In order to encourage in their children an interest in the new world in the process of being ‘discovered” the Butes enlivened their children’s, and the future George III’s, learning with readings from Vitis Bearing’s journals of his trip to the North and from the records of 18th century naturalist George Willhelm Stellar who made notes on the flora and fauna of the earth’s most northernmost region before expiring therein.
Although Leiden was already a major center of botanical activity by Bute’s time there, his schooling occurred just before Linnaeus’ galvanizing period in residence when he was developing his classification system. Bute’s fellow Scot Isaac Lawson, stayed on to become a friend of Linnaeus and, with botanist Johan Gronovius the Younger, financed the first printing of Linnaeus’ Systema Naturea in 1735. Bute was an active follower of the botanical theories of his age and Kew Gardens was created to further Enlightenment ideas by collecting and establishing in the garden the vast amounts of plants newly found in North America. Linnaeus visited English gardens for a month in 1736 and there are grounds for assuming that Lawson was for some years Bute’s primary continuing contact with the Leiden group. In 1759 William Aiton was appointed Kew’s head gardener and laid it out according to the Linnaean system to which Bute had become a convert.

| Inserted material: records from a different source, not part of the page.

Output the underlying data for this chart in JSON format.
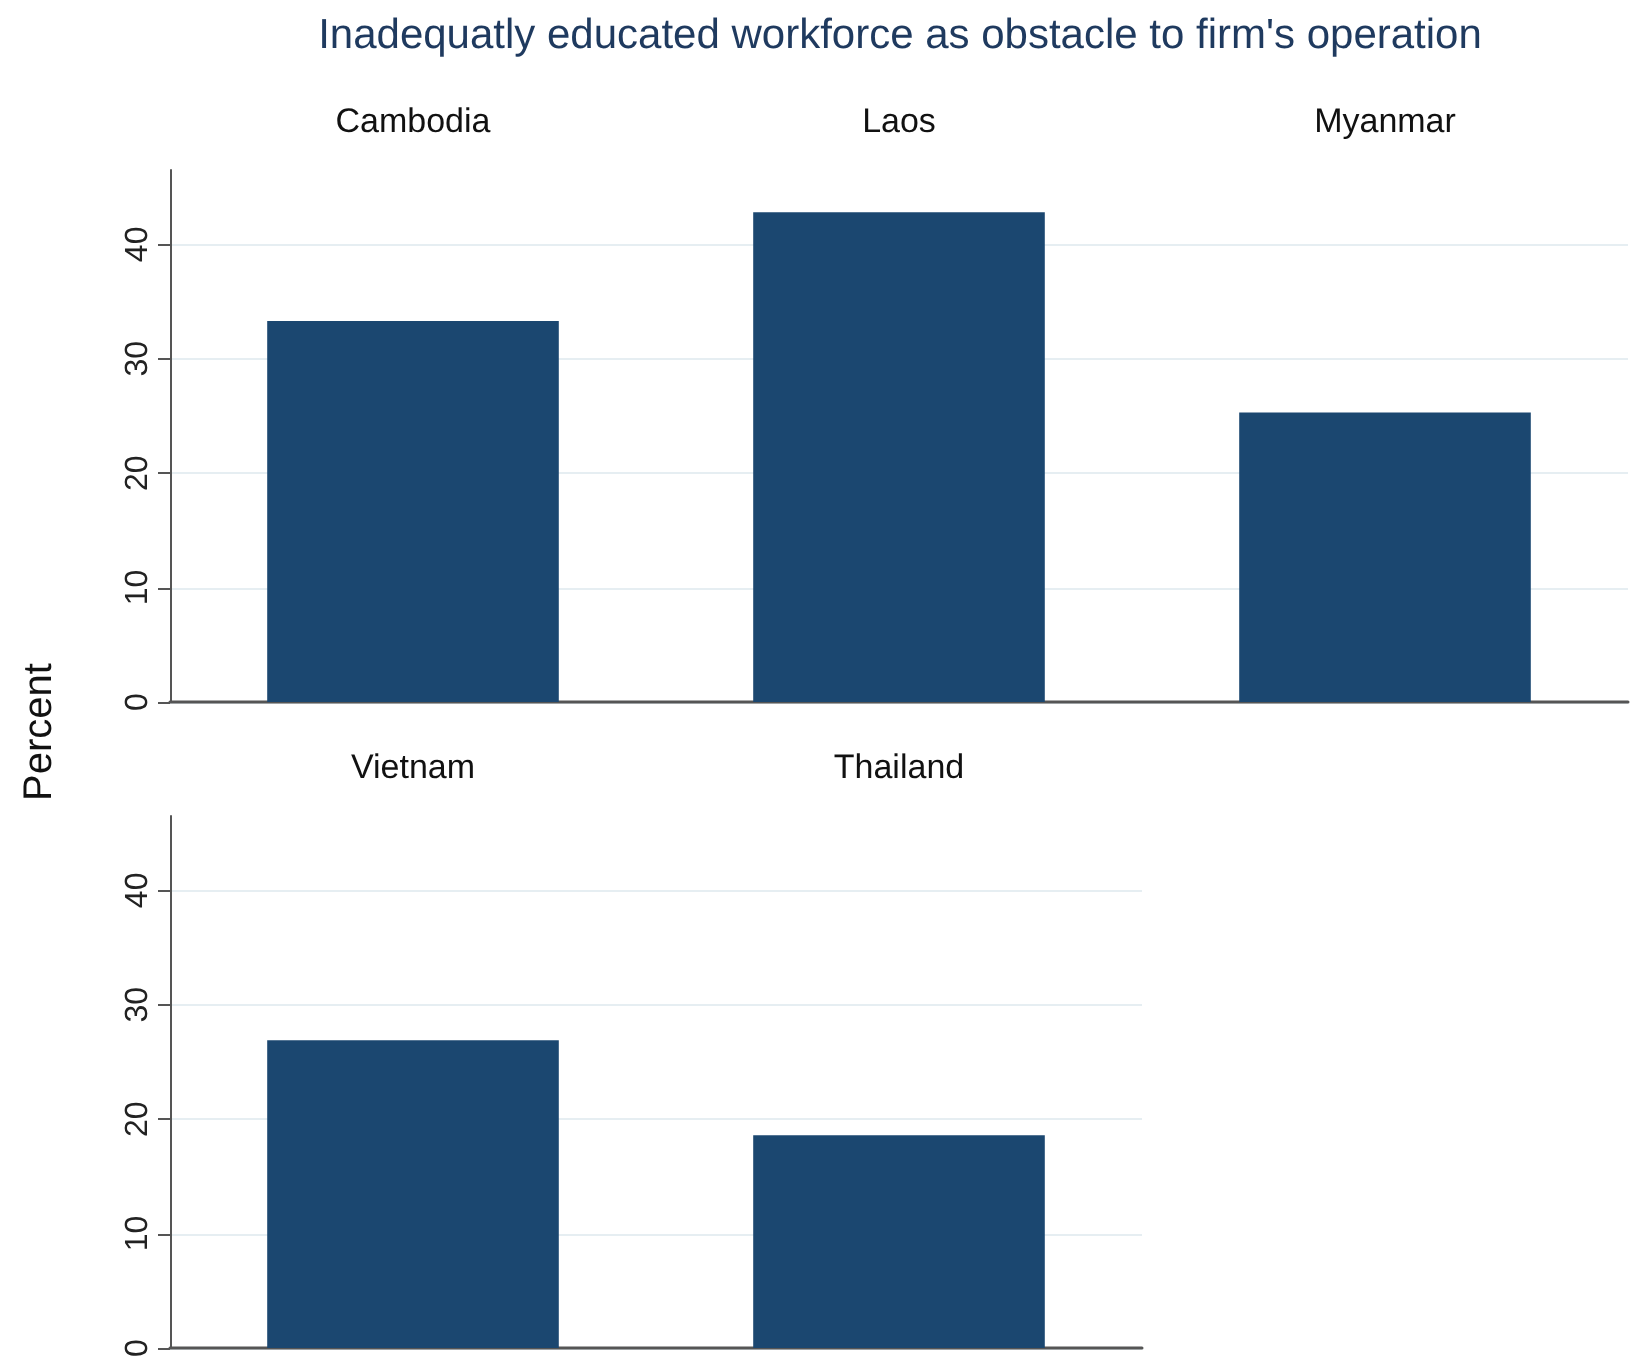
{
  "chart_data": [
    {
      "type": "bar",
      "annotations": [
        "Inadequatly educated workforce as obstacle to firm's operation"
      ],
      "ylabel": "Percent",
      "categories": [
        "Cambodia",
        "Laos",
        "Myanmar"
      ],
      "values": [
        33.3,
        42.8,
        25.3
      ],
      "color": "#1b4770",
      "ylim": [
        0,
        46.5
      ],
      "yticks": [
        0,
        10,
        20,
        30,
        40
      ],
      "grid": "y"
    },
    {
      "type": "bar",
      "categories": [
        "Vietnam",
        "Thailand"
      ],
      "values": [
        26.9,
        18.6
      ],
      "color": "#1b4770",
      "ylim": [
        0,
        46.5
      ],
      "yticks": [
        0,
        10,
        20,
        30,
        40
      ],
      "grid": "y"
    }
  ]
}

To Bute fell the enviable job of collecting trees and plants from round the world.
 
D. P. Miller, writing of the botanizing methodology of Bute’s time, claims: The ways of apprehending and comprehending nature were seizure, description and classification. By seizure I mean the physical act of appropriating nature: collecting it and exhibiting it in mineral cabinets, herbaria and gardens, sometimes, though by no means always, as a preliminary to depicting it in written descriptions and illustrations. Depiction was sometimes part of the process of classification – ‘finding order and affinity within the numerous specimens of animal, vegetable and mineral and publishing one’s results. Nor must we forget that aesthetic appreciation and spiritual communion with nature and the practical uses of its products were as often the goal of seizure as was understanding in a more abstract sense.[ii]
After being elected the first Scottish Prime Minister of England in 1762, Bute was obliged to declare war on Spain although he negotiated peace within a year. It was during a subsequent period of political tension, caused by the Nootka Controversy over ownership of the west coast of what is now called Vancouver Island, that Vancouver was instructed to conclude his Northwest Coast mapping, search for the Northwest Passage and meet the Spanish Captain Bodega y Quadra at Nootka. The two emissaries were directed to conclude the potentially volatile disagreement over the ownership of what the indigenous Nu Cha Nulth considered home territory since Spain, due to a temporary financial embarrassment, wished to avoid going to war.


[i] Sebald, W.G. Austerlitz, Penguin, 2011.
[ii] Miller, D.P. “My favorite studdys”: Lord Bute as naturalist” Lord Bute: Essays on Re-interpretation ed KW Schweizer, Leichester: Leiceater U. Press, 1988.
* The red cabinet if from Linnaeus's study in Hammerby.